Alberto Francesco Sanci, nostro amico de La Comunità per lo Sviluppo Umano - Equipe Napoli (con cui condividiamo la nostra sede operativa di CASA33 insieme agli amici del Movimento Onda Anomala), ha partecipato all'incontro con lo scrittore olandese Gert Hage, promosso dal nostro Centro di Documentazione. E' intervenuto durante la condivisione, ma il tempo limitato del suo intervento non gli ha consentito di eporre in maniera argomentata il suo pensiero. Gli abbiamo chiesto di farlo con un intervento scritto, molto interessante, che proponiamo all'attenzione dei lettori e che arricchisce la "cassetta degli attrezzi" delle parole-chiave, dei pensieri, dei "post-it", delle proposte sviluppate durante il "caffè letterario...e non solo!" e successivamente. Lo ringraziamo, chiedendo eventuali commenti all'articolo utilizzando il format in calce ad esso o le pagine FaceBook. Grazie e buona lettura.

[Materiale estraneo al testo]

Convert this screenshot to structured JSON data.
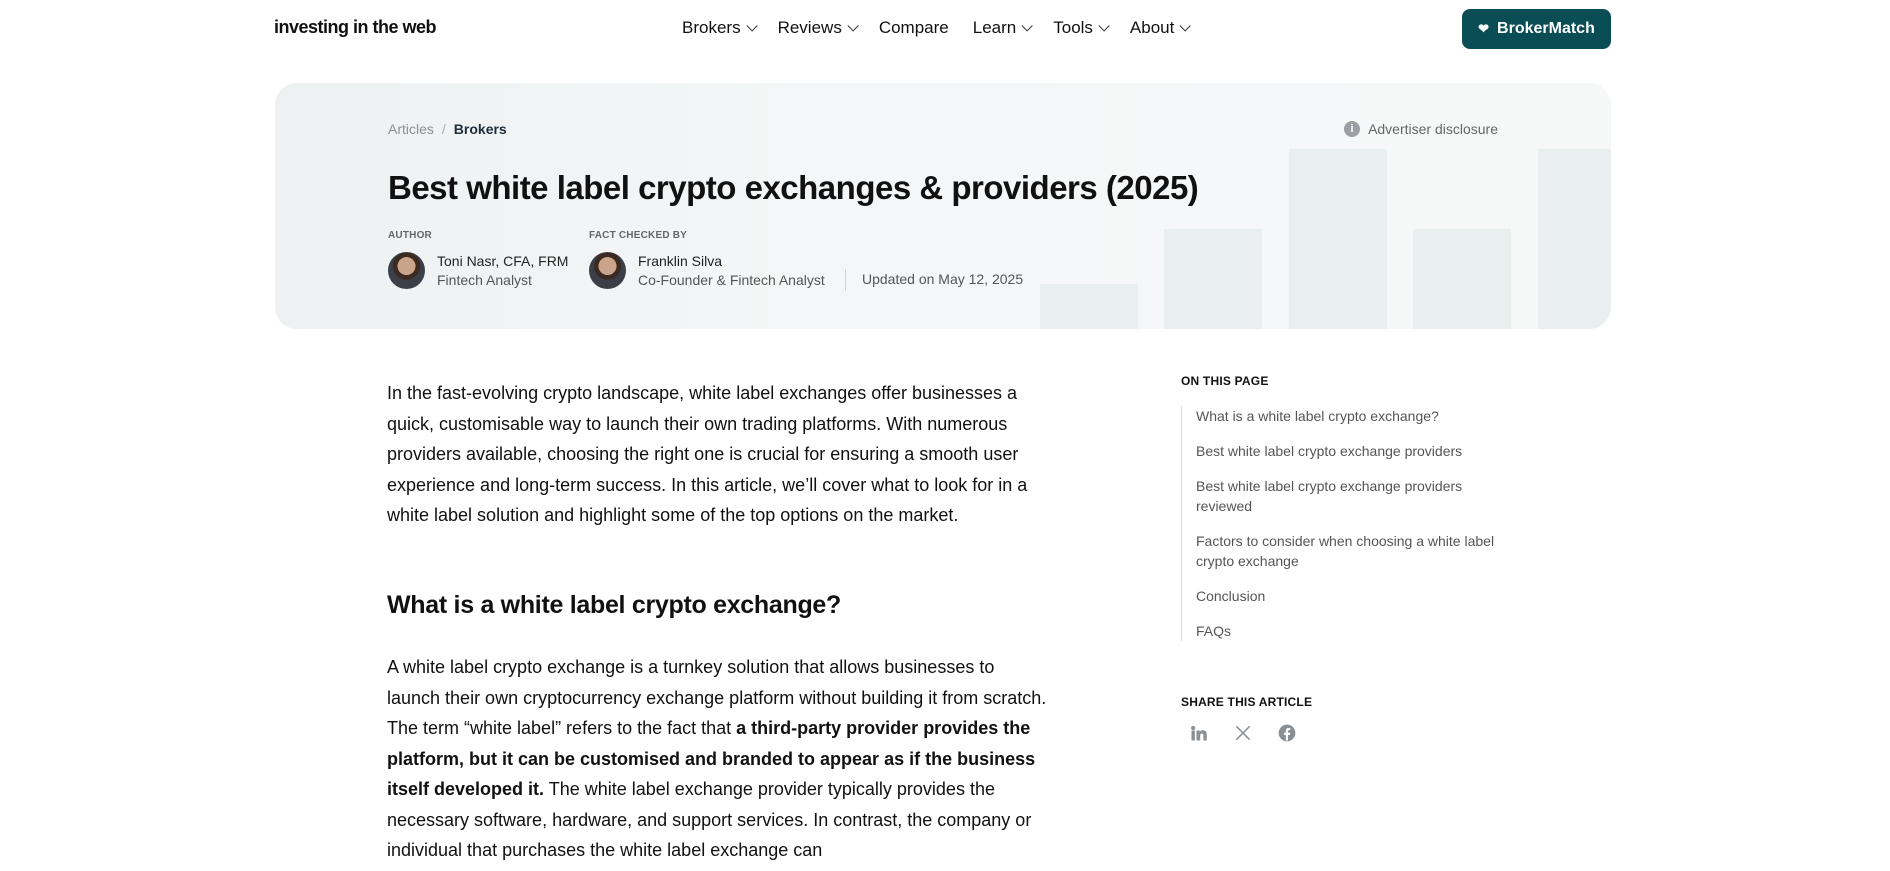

Il paradosso della Metropolitana
Spiegare perché Napoli non esploda, aggrovigliata alle sue contraddizioni che misteriosamente la tengono in equilibrio, non è semplice.
Si può partire provando a spiegare il paradosso della Metropolitana Collinare, la Linea 1 di un sistema di trasporti pubblici pensato e realizzato su un territorio sconnesso, con le proprie 'frazioni' distanti sopratutto mentalmente l'una dall'altra, e realizzato in tempi biblici con un'efficienza che non si avvicina neanche lontanamente a quella delle altre metropoli Europee.

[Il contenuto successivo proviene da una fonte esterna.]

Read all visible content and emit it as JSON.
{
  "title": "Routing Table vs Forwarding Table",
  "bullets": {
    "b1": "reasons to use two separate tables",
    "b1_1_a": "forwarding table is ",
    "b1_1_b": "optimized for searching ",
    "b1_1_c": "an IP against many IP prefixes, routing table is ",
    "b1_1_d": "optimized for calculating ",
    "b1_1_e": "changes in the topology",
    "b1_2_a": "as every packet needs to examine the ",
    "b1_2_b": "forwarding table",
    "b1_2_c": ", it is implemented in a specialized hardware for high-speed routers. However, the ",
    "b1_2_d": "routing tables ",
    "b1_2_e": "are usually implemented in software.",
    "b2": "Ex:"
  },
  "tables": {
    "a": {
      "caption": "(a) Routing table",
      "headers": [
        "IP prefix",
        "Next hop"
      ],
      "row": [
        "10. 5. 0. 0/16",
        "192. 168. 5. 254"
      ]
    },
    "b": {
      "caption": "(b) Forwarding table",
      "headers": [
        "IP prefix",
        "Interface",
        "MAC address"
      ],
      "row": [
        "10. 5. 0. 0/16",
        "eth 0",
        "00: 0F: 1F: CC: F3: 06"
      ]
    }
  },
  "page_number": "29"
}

Così, se quella di Toledo è per l'autorevole “Daily Telegraph” la stazione metropolitana più bella d'Europa, viene da chiedersi se gli stessi giornalisti siano voluti arrivare fino alla stazione di Chiaiano, o a quella di Piscinola prima che l'associazionismo ne rinnovasse il volto con la splendida esposizione in riproduzione delle opere di Felice Pignataro, fondatore del GRIDAS e personaggio ancora sconosciuto a circa la metà dei napoletani.
Perché non ribellarsi ai soldi spesi per le opere di Oscar Tusquets Blanca che adornano la fermata di Toledo, o quelle di Nino Longobardi a Quattro Giornate o quelle di Mario Merz a Vanvitelli?

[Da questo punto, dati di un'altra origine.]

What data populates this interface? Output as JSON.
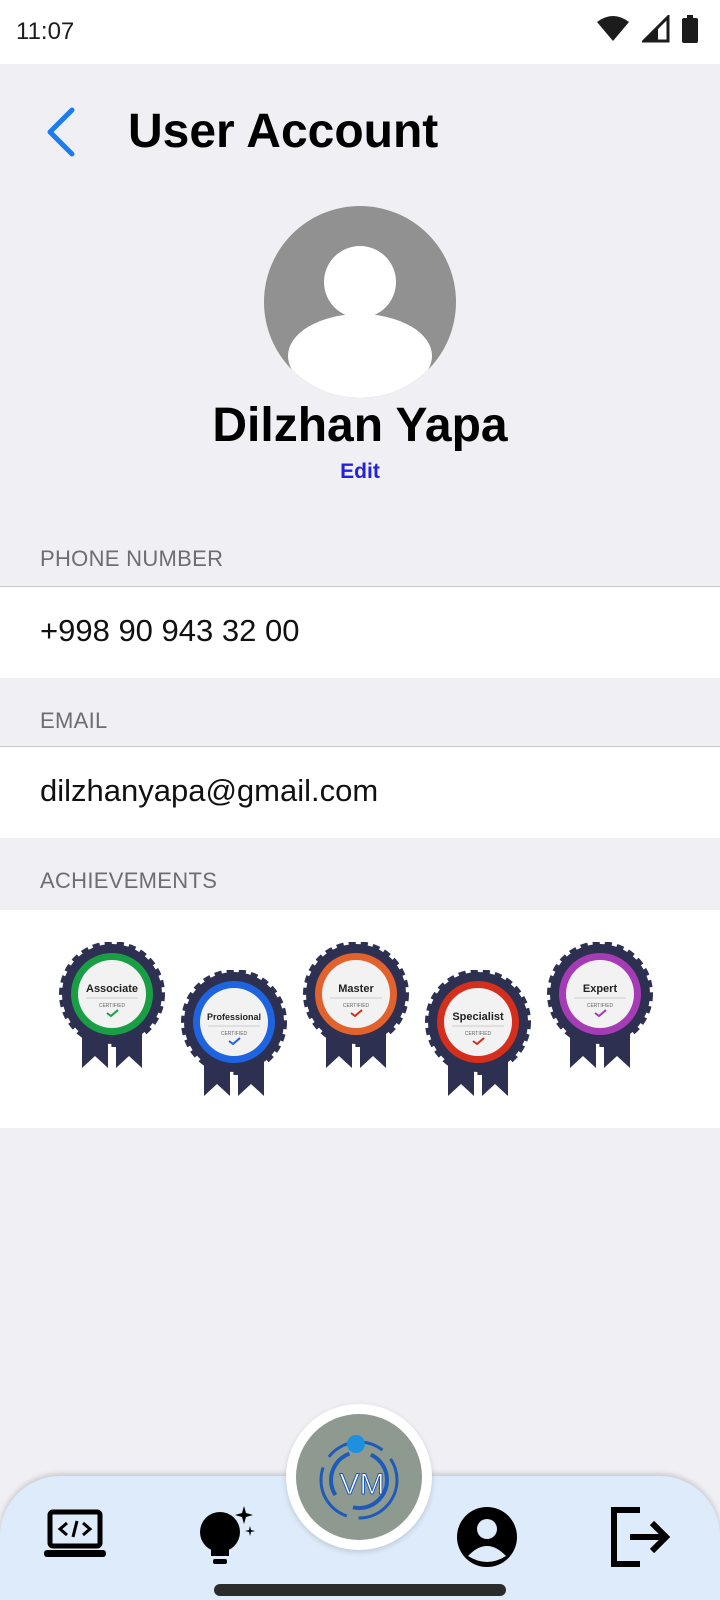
{
  "status_bar": {
    "time": "11:07"
  },
  "header": {
    "title": "User Account"
  },
  "profile": {
    "name": "Dilzhan Yapa",
    "edit_label": "Edit"
  },
  "fields": {
    "phone": {
      "label": "PHONE NUMBER",
      "value": "+998 90 943 32 00"
    },
    "email": {
      "label": "EMAIL",
      "value": "dilzhanyapa@gmail.com"
    }
  },
  "achievements": {
    "label": "ACHIEVEMENTS",
    "badges": [
      {
        "name": "Associate",
        "caption": "CERTIFIED",
        "color": "#1A9E45"
      },
      {
        "name": "Professional",
        "caption": "CERTIFIED",
        "color": "#1E63E0"
      },
      {
        "name": "Master",
        "caption": "CERTIFIED",
        "color": "#E2622E"
      },
      {
        "name": "Specialist",
        "caption": "CERTIFIED",
        "color": "#D42E1C"
      },
      {
        "name": "Expert",
        "caption": "CERTIFIED",
        "color": "#A53BB5"
      }
    ]
  },
  "logo": {
    "text": "VM"
  },
  "bottom_nav": {
    "items": [
      {
        "icon": "laptop-code-icon"
      },
      {
        "icon": "lightbulb-sparkle-icon"
      },
      {
        "icon": "vm-logo-icon"
      },
      {
        "icon": "account-circle-icon"
      },
      {
        "icon": "logout-icon"
      }
    ]
  },
  "colors": {
    "accent_blue": "#1A7CF0",
    "edit_link": "#2222DD",
    "nav_background": "#DDEBFA"
  }
}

Semplice. Perché i napoletani, cresciuti e formatisi in uno scenario naturale non riscontrabile in nessuna parte del Mondo, e 'abituati', per così dire, all'importanza dell'arte, accettano il superfluo anche in mancanza del necessario. Così come sanno che per la comprensione del bello sia necessaria anche l'accettazione del brutto.
E poi perché è ben presente nella nostra cultura l'idea che tutto quello che viene in più, rispetto al necessario, è sempre ben accetto. Ma ancor di più perché in massima parte nella cultura napoletana resiste l'idea che la bellezza, per la vita, sia maggiormente necessaria dell'efficienza.
Che uno sguardo incuriosito, magari un po' perplesso, rivolto ad un'opera che anche solo per la definizione di qualcun altro sia ritenuta d'arte, sia meglio di una corsa sfrenata verso il treno che sta passando. E pazienza se il treno successivo passerà dopo dieci, dodici, quindici minuti. A Parigi, Milano, Londra, l'attesa nell'ora di punta per un treno del Metrò è di circa due minuti. A Napoli non scende mai sotto i sei, tendenzialmente si attesta sugli otto. E parliamo solo della Linea 1. La linea 2, gli autobus, i treni 'minori' che arrivano nella provincia vesuviana e flegrea possono anche alternarsi al ritmo di quaranta minuti ognuno, o arrivare all'ora di distanza l'uno dall'altro. E, con i tagli pubblici, la direzione è quella del peggioramento del servizio.
La Metropolitana, lo scopro ora, ha una decina d'anni più di me. Vedendola aprire nel 1993, quando avevo otto anni di vita, mi sembrava inimmaginabile che i lavori fossero iniziati da quasi vent'anni. Non avevo considerato l'abusivismo edilizio, gli sminamenti dovuti alla presenza degli ordigni dei bombardamenti della seconda guerra mondiale, la mancanza di fondi e il terremoto del 1980. E' una battuta, ma forse è il caso di ricordare che i napoletani, le cose belle – e quelle con le quali possono guadagnare – preferiscono godersele e tirarle il più a lungo possibile.


Le spalle al Mare e il rapporto col Potere
L'altra domanda, quella posta sulle motivazioni per cui i napoletani hanno girato le spalle al mare, conduce ad una risposta che in qualche modo si collega all'idea che il napoletano covi una sfiducia pressoché costante nel prossimo.